You start by cracking eggs into a mixing bowl. Two eggs for a small crowd; four for a larger crowd; eight for a barn-burner. Scramble them with a fork or a whisk and stir in the oil and spices. When it's all combined, stir in the matzah meal: again, ½ cup for a small group, 1 cup for a bigger one, and 2 cups for the barn. You can multiply away and everything turns out fine. The final step is stirring in the water (or seltzer, if you must) and sticking the bowl in the fridge for at least half an hour.
How to shape and cook matzah balls
After some chill time, the batter will be easy to roll into balls. Make your matzah balls smaller than you think you should, because they will get a bit bigger as they cook, maybe 20-30%. I make mine about 1" / 2.5cm in diameter.
Matzah balls cook fast, about 5-7 minutes in vigorously boiling water.

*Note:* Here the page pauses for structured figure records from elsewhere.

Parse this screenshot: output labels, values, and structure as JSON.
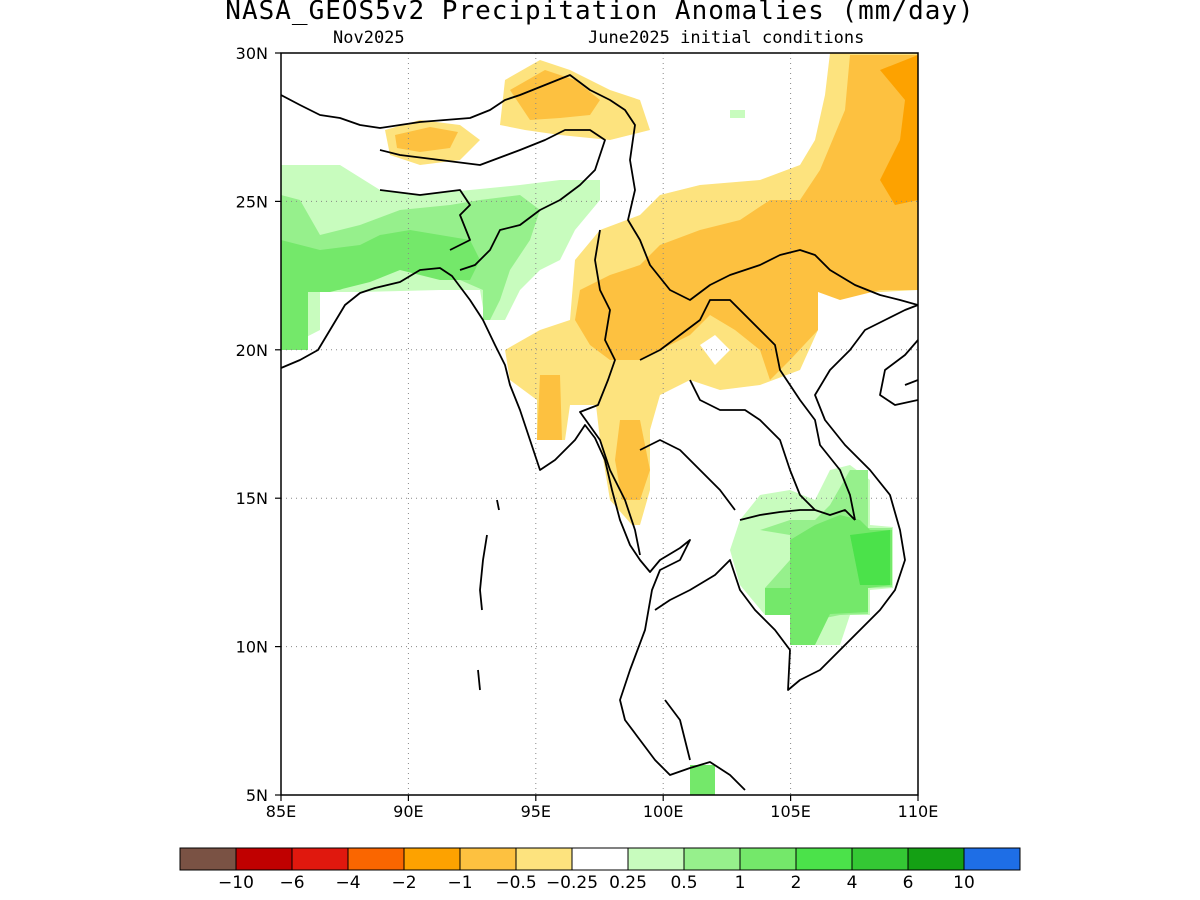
{
  "title": "NASA_GEOS5v2 Precipitation Anomalies (mm/day)",
  "subtitle_left": "Nov2025",
  "subtitle_right": "June2025 initial conditions",
  "map": {
    "lon_range": [
      85,
      110
    ],
    "lat_range": [
      5,
      30
    ],
    "x_ticks": [
      "85E",
      "90E",
      "95E",
      "100E",
      "105E",
      "110E"
    ],
    "y_ticks": [
      "5N",
      "10N",
      "15N",
      "20N",
      "25N",
      "30N"
    ],
    "grid": "dotted"
  },
  "colorbar": {
    "labels": [
      "−10",
      "−6",
      "−4",
      "−2",
      "−1",
      "−0.5",
      "−0.25",
      "0.25",
      "0.5",
      "1",
      "2",
      "4",
      "6",
      "10"
    ],
    "colors": [
      "#7a5244",
      "#c00000",
      "#e0180e",
      "#fa6600",
      "#fda200",
      "#fdc140",
      "#fde37e",
      "#ffffff",
      "#c8fcbe",
      "#96f08c",
      "#74e86a",
      "#4be24a",
      "#34c834",
      "#14a014",
      "#1e6ee6"
    ]
  }
}
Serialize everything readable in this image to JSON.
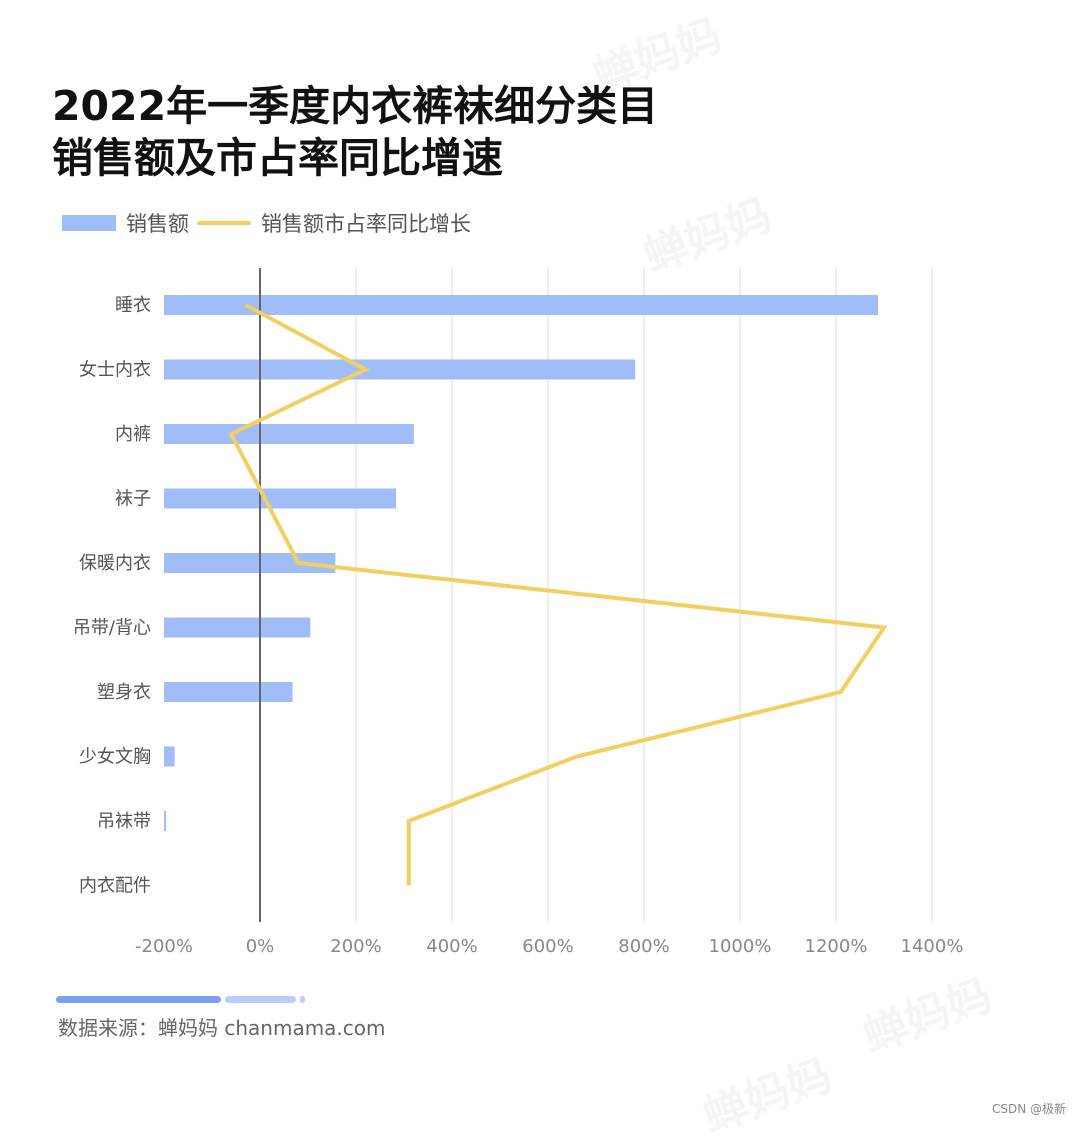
{
  "title_lines": [
    "2022年一季度内衣裤袜细分类目",
    "销售额及市占率同比增速"
  ],
  "legend": {
    "bar": "销售额",
    "line": "销售额市占率同比增长"
  },
  "colors": {
    "bar": "#a0bdf8",
    "line": "#f2cf61",
    "zero_line": "#666666",
    "grid": "#e9e9e9",
    "progress_dark": "#7aa0f6",
    "progress_light": "#b9cefa"
  },
  "chart_data": {
    "type": "bar",
    "categories": [
      "睡衣",
      "女士内衣",
      "内裤",
      "袜子",
      "保暖内衣",
      "吊带/背心",
      "塑身衣",
      "少女文胸",
      "吊袜带",
      "内衣配件"
    ],
    "series": [
      {
        "name": "销售额",
        "type": "bar",
        "values": [
          100,
          66,
          35,
          32.5,
          24,
          20.5,
          18,
          1.5,
          0.2,
          0
        ]
      },
      {
        "name": "销售额市占率同比增长",
        "type": "line",
        "values": [
          -30,
          220,
          -60,
          10,
          80,
          1300,
          1210,
          660,
          310,
          310
        ]
      }
    ],
    "x_ticks": [
      "-200%",
      "0%",
      "200%",
      "400%",
      "600%",
      "800%",
      "1000%",
      "1200%",
      "1400%"
    ],
    "xlim": [
      -200,
      1400
    ],
    "bar_value_note": "",
    "grid": true,
    "legend_position": "top-left"
  },
  "source": "数据来源：蝉妈妈 chanmama.com",
  "watermark": "蝉妈妈",
  "credit": "CSDN @极新"
}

They're ready a minute or so after they float to the top of the pot. (All matzah balls will float to the top; that doesn't make them the aforementioned floaters, which describes how they sit in the final bowl of soup.) You can boil them directly in the soup you plan to serve them in, but I recommend boiling them in a separate pot of hot water. It's partly vanity, because matzah balls will cloud up your soup with their starchiness and it won't look as pretty. But also, I find that matzah balls keep better until you serve the soup, when you pluck them out of the water with a skimmer and keep them aside in their own bowl until you're ready to put them in the soup. I also like to store matzah balls in their own separate container in the refrigerator. (You can make matzah balls ahead of time; they are fine in the fridge for a few days, and can be reheated in the soup or just tucked cold into hot soup. I sometimes freeze them if we have a lot of extras, but like most things, they taste better fresh.)
Oh yeah, and if floating hunks of carbs aren't enough for you, feel free to add some soup almonds, little diamond-shaped bits of crispy dough (shkedei marak in Hebrew). My husband calls them soup croutons, and my kids consider them mandatory.
Matzah Balls (Kneidlach) from Scratch (parve)
- 4 eggs
- ¼ cup oil, olive recommended - 60ml
- 1 ½ tsp celery salt
- ½ tsp salt, or more to taste
- ¼ tsp black pepper
- 1 cup matzah meal - 125g
- ¼ cup cold water or seltzer - 60ml
Make and chill the matzah ball mixture:
- Crack the eggs into a mixed bowl, and beat with a fork or whisk.
- Stir in the oil and the spices.
- Add the matzah meal to the bowl and stir until evenly combined.
- Then, add the cold water and stir again until well combined.
- Cover and refrigerate for 30 minutes and up to overnight.
Shape and cook the matzah balls:
- Fill a medium-sized pot filled ⅔ of the way with water. Bring the water to a rolling boil.
- When the water is boiling, remove the matzah ball mix from the fridge. Working next to the cooktop, form the mixture in balls about 1" / 2.5cm in diameter by rolling them in your hands. Drop them one by one into the boiling water.
- When the matzah balls float to the surface of the water, about 5 minutes, let them cook for 1 more minute and remove with a skimmer or slotted spoon.
- Serve in soup; you can set these aside until ready to serve or store in the refrigerator and reheat in the soup.